L'astronaute française Sophie Adenot décolle bientôt pour l’ISS

La NASA a annoncé que la mission Epsilon de Sophie Adenot, initialement prévue pour la mi-février, pourrait désormais être lancée dès le 8 février depuis la Floride. L'agence spatiale a également confirmé que la mission durera neuf mois au lieu des six mois habituels. Ce changement resserre un calendrier d'entraînement et de lancement déjà très chargé pour le pilote d'essai de 43 ans, qui fait partie du corps des astronautes de l'Agence spatiale européenne (ESA). La NASA avait précédemment prévu le lancement « pas avant le 15 février » 2026 à bord d'une capsule Crew Dragon de SpaceX dans le cadre de la mission Crew-12. Suite au retour anticipé de la mission Crew-11, les planificateurs américains étudient actuellement des options pour avancer le lancement de plusieurs jours afin de maintenir une présence humaine continue à bord de la station. Cette prolongation à neuf mois fait de cette mission l'un des séjours les plus longs jamais confiés à un astronaute européen à bord de l'ISS. Adenot a déclaré qu'elle se préparait à « un marathon, pas à un sprint » en microgravité, avec une charge de travail plus importante en matière d'expériences scientifiques pendant la durée de la mission. Ces changements font suite à la première évacuation médicale de l'histoire de l'ISS, qui est habitée sans interruption depuis plus de 25 ans. Quatre membres de la mission Crew-11 de la NASA ont amerri dans l'océan Pacifique au large de San Diego après que leur vol ait été écourté d'environ un mois en raison d'un problème de santé affectant l'un des astronautes. La NASA n'a pas identifié le membre d'équipage ni donné de détails sur le diagnostic, indiquant que son état est stable et que le retour était une précaution pour permettre des examens médicaux complets au sol.
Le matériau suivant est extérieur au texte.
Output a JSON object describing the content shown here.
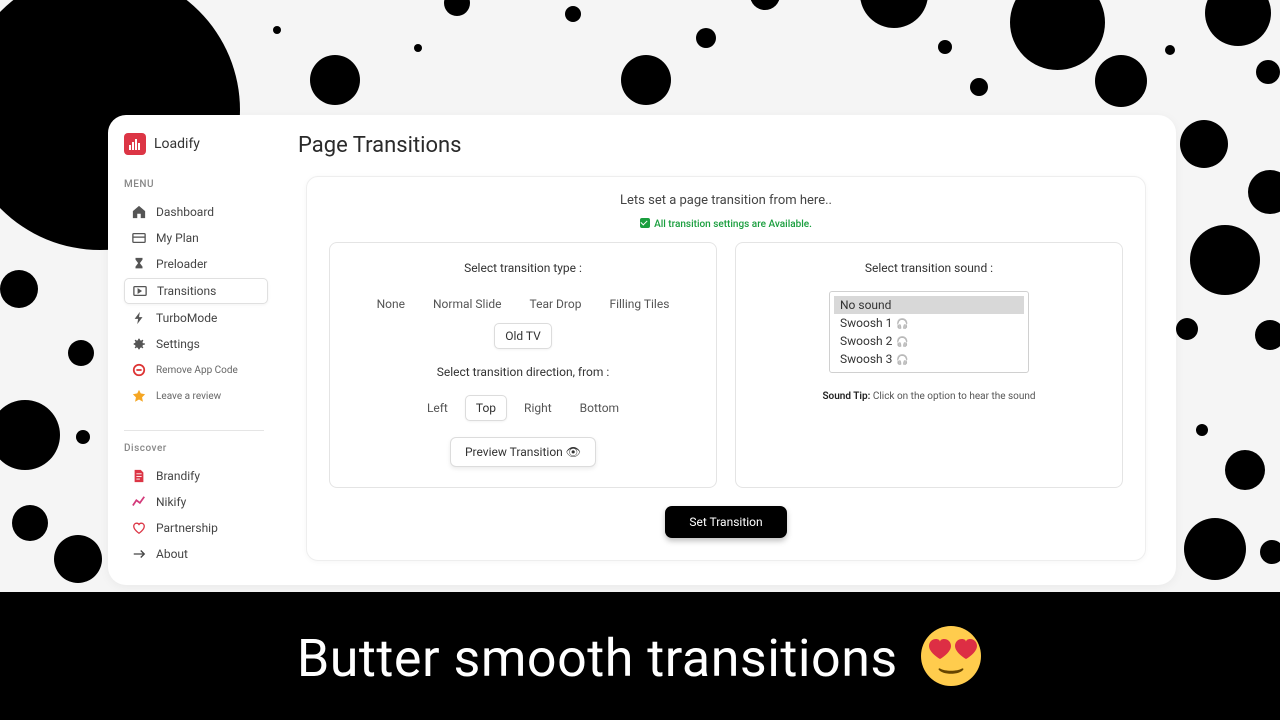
{
  "brand": {
    "name": "Loadify"
  },
  "menu": {
    "label": "MENU",
    "items": [
      {
        "label": "Dashboard",
        "icon": "home"
      },
      {
        "label": "My Plan",
        "icon": "card"
      },
      {
        "label": "Preloader",
        "icon": "hourglass"
      },
      {
        "label": "Transitions",
        "icon": "transition",
        "active": true
      },
      {
        "label": "TurboMode",
        "icon": "bolt"
      },
      {
        "label": "Settings",
        "icon": "gear"
      }
    ],
    "extra": [
      {
        "label": "Remove App Code",
        "icon": "remove",
        "color": "#d33"
      },
      {
        "label": "Leave a review",
        "icon": "star",
        "color": "#f5a623"
      }
    ]
  },
  "discover": {
    "label": "Discover",
    "items": [
      {
        "label": "Brandify",
        "icon": "doc",
        "color": "#dc3545"
      },
      {
        "label": "Nikify",
        "icon": "chart",
        "color": "#d33a7a"
      },
      {
        "label": "Partnership",
        "icon": "heart",
        "color": "#dc3545"
      },
      {
        "label": "About",
        "icon": "about",
        "color": "#444"
      }
    ]
  },
  "page": {
    "title": "Page Transitions",
    "intro": "Lets set a page transition from here..",
    "available": "All transition settings are Available."
  },
  "type_panel": {
    "label": "Select transition type :",
    "options": [
      "None",
      "Normal Slide",
      "Tear Drop",
      "Filling Tiles",
      "Old TV"
    ],
    "selected": "Old TV"
  },
  "direction_panel": {
    "label": "Select transition direction, from :",
    "options": [
      "Left",
      "Top",
      "Right",
      "Bottom"
    ],
    "selected": "Top"
  },
  "preview_label": "Preview Transition  👁",
  "sound_panel": {
    "label": "Select transition sound :",
    "options": [
      "No sound",
      "Swoosh 1",
      "Swoosh 2",
      "Swoosh 3"
    ],
    "selected": "No sound",
    "tip_label": "Sound Tip:",
    "tip_text": " Click on the option to hear the sound"
  },
  "set_label": "Set Transition",
  "footer": "Butter smooth transitions"
}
Les médecins de l'agence ont évoqué un « risque persistant et une incertitude persistante » concernant le diagnostic, ce qui a conduit à une décision mûrement réfléchie plutôt qu'à une évacuation d'urgence.

Ce départ prématuré a laissé l'ISS avec seulement trois résidents et a accru la pression pour envoyer l'équipage 12, comprenant Adenot, afin de rétablir un équipage complet et opérationnel. Adenot sera lancé à bord d'une capsule Crew Dragon de SpaceX avec les astronautes de la NASA Jessica Meir et Jack Hathaway et le cosmonaute russe Andrey Fedyaev. Meir a été nommé commandant de la mission. Hathaway pilotera la capsule, tandis qu'Adenot et Fedyaev seront les spécialistes de mission. Ce vol fera d'Adenot la deuxième Française dans l'espace, plus de 30 ans après les missions de Claudie Haigneré dans les années 1990. Elle sera également la première astronaute française à visiter l'ISS depuis la mission Alpha de Thomas Pesquet en 2021. Durant son séjour, Adenot devrait superviser des dizaines d'expériences européennes et françaises, notamment des travaux sur la biologie végétale, la physiologie humaine et des tests technologiques liés aux futures missions lunaires dans le cadre du programme Artemis de la NASA. En orbite à environ 400 kilomètres au-dessus de la Terre, l'ISS est utilisée pour des recherches qui ne peuvent être menées au sol, notamment des études sur le corps humain en apesanteur. Les équipages sont formés aussi bien pour les travaux scientifiques que pour les situations d'urgence, y compris les situations médicales comme celle qui a conduit au retour prématuré de l'équipage 11.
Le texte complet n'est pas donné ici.